Money Morning Global Investing & Income Strategist Robert Hsu reminds income investors they also need to focus on capital preservation and appreciation.

“Earnings growth drives dividend growth and capital appreciation,” Hsu says. “Dividend stocks without growth potential, such as utility stocks, are underperforming and will continue to underperform in a rising rate environment.”

Five Dividend Stocks to Buy Now

To get you started, here are five dividend stocks worth checking out for their attractive and stable yields:

  • Toronto-Dominion Bank (NYSE: TD) grabbed the No. 11 spot on Global Finance’s annual ranking of the World’s 50 Safest Banks. Winners were selected through an evaluation of the 500 largest banks worldwide based on long-term credit ratings from Moody’s, Standard & Poor’s and Fitch, as well as total assets. The Canadian-based bank also just reported fiscal third quarter earnings that exceeded expectations, thanks to strong retail lending and wealth management. Additionally, TD recently raised its dividend for the second time this year.

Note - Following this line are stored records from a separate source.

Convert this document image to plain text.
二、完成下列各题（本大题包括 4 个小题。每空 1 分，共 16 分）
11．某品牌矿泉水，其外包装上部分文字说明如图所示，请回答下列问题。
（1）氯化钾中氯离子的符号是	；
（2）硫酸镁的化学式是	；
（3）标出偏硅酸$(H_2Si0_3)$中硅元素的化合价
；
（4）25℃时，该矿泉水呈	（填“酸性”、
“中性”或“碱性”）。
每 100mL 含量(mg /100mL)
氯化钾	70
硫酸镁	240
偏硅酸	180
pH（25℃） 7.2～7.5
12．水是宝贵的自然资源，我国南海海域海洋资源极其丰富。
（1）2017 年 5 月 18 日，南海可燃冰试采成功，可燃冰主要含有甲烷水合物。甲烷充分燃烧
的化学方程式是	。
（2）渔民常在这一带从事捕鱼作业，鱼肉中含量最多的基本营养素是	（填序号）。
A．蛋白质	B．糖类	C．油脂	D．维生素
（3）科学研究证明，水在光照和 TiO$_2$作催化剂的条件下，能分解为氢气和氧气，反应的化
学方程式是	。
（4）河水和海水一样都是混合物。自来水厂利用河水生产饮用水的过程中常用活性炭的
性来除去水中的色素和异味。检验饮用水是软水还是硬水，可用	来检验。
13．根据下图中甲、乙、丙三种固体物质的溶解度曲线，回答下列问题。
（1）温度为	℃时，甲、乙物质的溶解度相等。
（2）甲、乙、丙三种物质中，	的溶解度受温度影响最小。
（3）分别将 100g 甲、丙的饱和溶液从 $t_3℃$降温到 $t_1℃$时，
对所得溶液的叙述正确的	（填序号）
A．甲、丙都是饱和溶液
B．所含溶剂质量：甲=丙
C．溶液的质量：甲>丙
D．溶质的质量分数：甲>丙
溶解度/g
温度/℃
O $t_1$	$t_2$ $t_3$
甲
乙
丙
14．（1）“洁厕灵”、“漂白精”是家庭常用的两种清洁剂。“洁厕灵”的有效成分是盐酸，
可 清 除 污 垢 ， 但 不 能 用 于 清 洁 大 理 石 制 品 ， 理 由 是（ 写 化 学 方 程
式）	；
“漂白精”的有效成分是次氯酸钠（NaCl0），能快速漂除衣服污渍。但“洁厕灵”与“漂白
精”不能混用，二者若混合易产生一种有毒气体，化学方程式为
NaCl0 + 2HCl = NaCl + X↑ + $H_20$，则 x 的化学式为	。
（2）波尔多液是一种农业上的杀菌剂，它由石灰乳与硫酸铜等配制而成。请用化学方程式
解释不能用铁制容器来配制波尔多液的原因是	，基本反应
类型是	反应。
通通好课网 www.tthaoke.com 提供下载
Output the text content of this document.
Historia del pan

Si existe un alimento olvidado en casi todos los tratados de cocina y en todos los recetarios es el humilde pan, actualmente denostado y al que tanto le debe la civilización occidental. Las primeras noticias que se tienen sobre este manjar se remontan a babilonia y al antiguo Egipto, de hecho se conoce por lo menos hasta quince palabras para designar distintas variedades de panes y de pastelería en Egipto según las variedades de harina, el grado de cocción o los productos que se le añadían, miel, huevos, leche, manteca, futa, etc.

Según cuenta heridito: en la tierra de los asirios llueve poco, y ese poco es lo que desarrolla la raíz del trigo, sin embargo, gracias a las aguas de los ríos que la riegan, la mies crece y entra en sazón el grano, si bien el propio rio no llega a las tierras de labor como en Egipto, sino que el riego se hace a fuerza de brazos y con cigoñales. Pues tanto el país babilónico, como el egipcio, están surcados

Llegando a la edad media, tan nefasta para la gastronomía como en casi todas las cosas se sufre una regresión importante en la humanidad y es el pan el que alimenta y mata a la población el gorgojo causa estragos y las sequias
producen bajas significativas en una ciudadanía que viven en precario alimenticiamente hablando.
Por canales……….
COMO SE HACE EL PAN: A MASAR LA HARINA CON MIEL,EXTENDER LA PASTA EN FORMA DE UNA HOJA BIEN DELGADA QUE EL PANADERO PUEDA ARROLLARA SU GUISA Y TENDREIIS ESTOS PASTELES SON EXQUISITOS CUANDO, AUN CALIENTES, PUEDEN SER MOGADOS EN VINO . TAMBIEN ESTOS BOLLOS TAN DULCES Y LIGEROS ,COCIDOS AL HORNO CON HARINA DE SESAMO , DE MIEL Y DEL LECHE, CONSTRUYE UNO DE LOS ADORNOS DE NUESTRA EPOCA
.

The latest increase, from $0.81 per share quarterly to $0.85, boosts the banking behemoth’s yield to a bankable 4%.
  • Apollo Investment Corp. (Nasdaq: AINV) is a business development company – which is an investment any income-seeking investor should become familiar with. BDCs were created by Congress in 1980 to encourage the flow of public equity capital to private businesses. BDCs must invest at least 70% of their assets in private or thinly traded public U.S. corporations, and must distribute at least 90% of their taxable income to shareholders via dividends. BDCs have an incentive to pay out even more since they gain an additional tax advantage if they distribute at least 98% of ordinary income and 98% of capital gains to shareholders as dividends. Hsu is a fan of BDCs in general because “they provide a service that’s essential to the capitalist system.” He especially likes Apollo for the way it provides direct investment capital to a plethora of companies: via the issuance of warrants, and convertible and high-yield bonds (which yield much more than “vanilla” corporate bonds). The company is backed by Apollo Global Management (NYSE: APO), founded by legendary leveraged buyout and private equity maverick Leon Black. Shares yield an exceptional 9.64%.
  • KKR & Co. LP (NYSE: KKR) Kohlberg Kravis Roberts & Co. is a private equity investment firm specializing in acquisitions, leveraged buyouts, special situations, growth equity, mature and middle market investment across all industries worldwide. Over the last three decades, KKR has grown and evolved into a leading global investment firm. KKR is attractive to shareholders for its stellar price performance and opportunity to profit alongside the firm’s savvy billionaire partners, who put their own capital behind their ideas. And its 8.13% yield is a very nice added bonus. With M&A activity on the rise, the IPO calendar full, and loan rates low, KKR is positioned to make better investments in stronger business. Shareholders get to share in the successes, while also pocketing an ample payout.
  • Altria Group Inc. (NYSE: MO) raised its quarterly dividend $0.04 to $0.48 late last month. The $1.92 annual payment represents a 5.6% annual yield, and is up 9.1% from the previous $1.76 per share annual payout. Additionally, Altria increased its current buyback program from $300 million to $1 billion. Buybacks have a notable impact since with each share bought back, the company reduces the number of shares outstanding (the float) and thus the amount spent on dividends. This allows the company to increase EPS and future dividends. Altria’s five-year divided growth rate is 8.4%. Over the period, dividends were hiked from $0.32 per share quarterly to its present $0.48.
  • Kinder Morgan Energy Partners LP (NYSE: KMP) operates as a pipeline transportation and energy storage company in North America. Its products pipelines segment delivers gasoline, diesel fuel, jet fuel and natural gas to myriad markets over some 8,600 miles, including crucial shale regions in Texas and Canada. KMP is a favorite of Hsu’s for its stable business and distribution payout record. The Houston, TX, based company has steadily increased quarterly distributions more than 30% over the last five years, even amid a steep 75% drop in natural gas prices over the same period. Quarterly payouts are $1.32 per unit for an attractive 6.61% yield. Hsu expects that yield to soar to 13.4% in two years.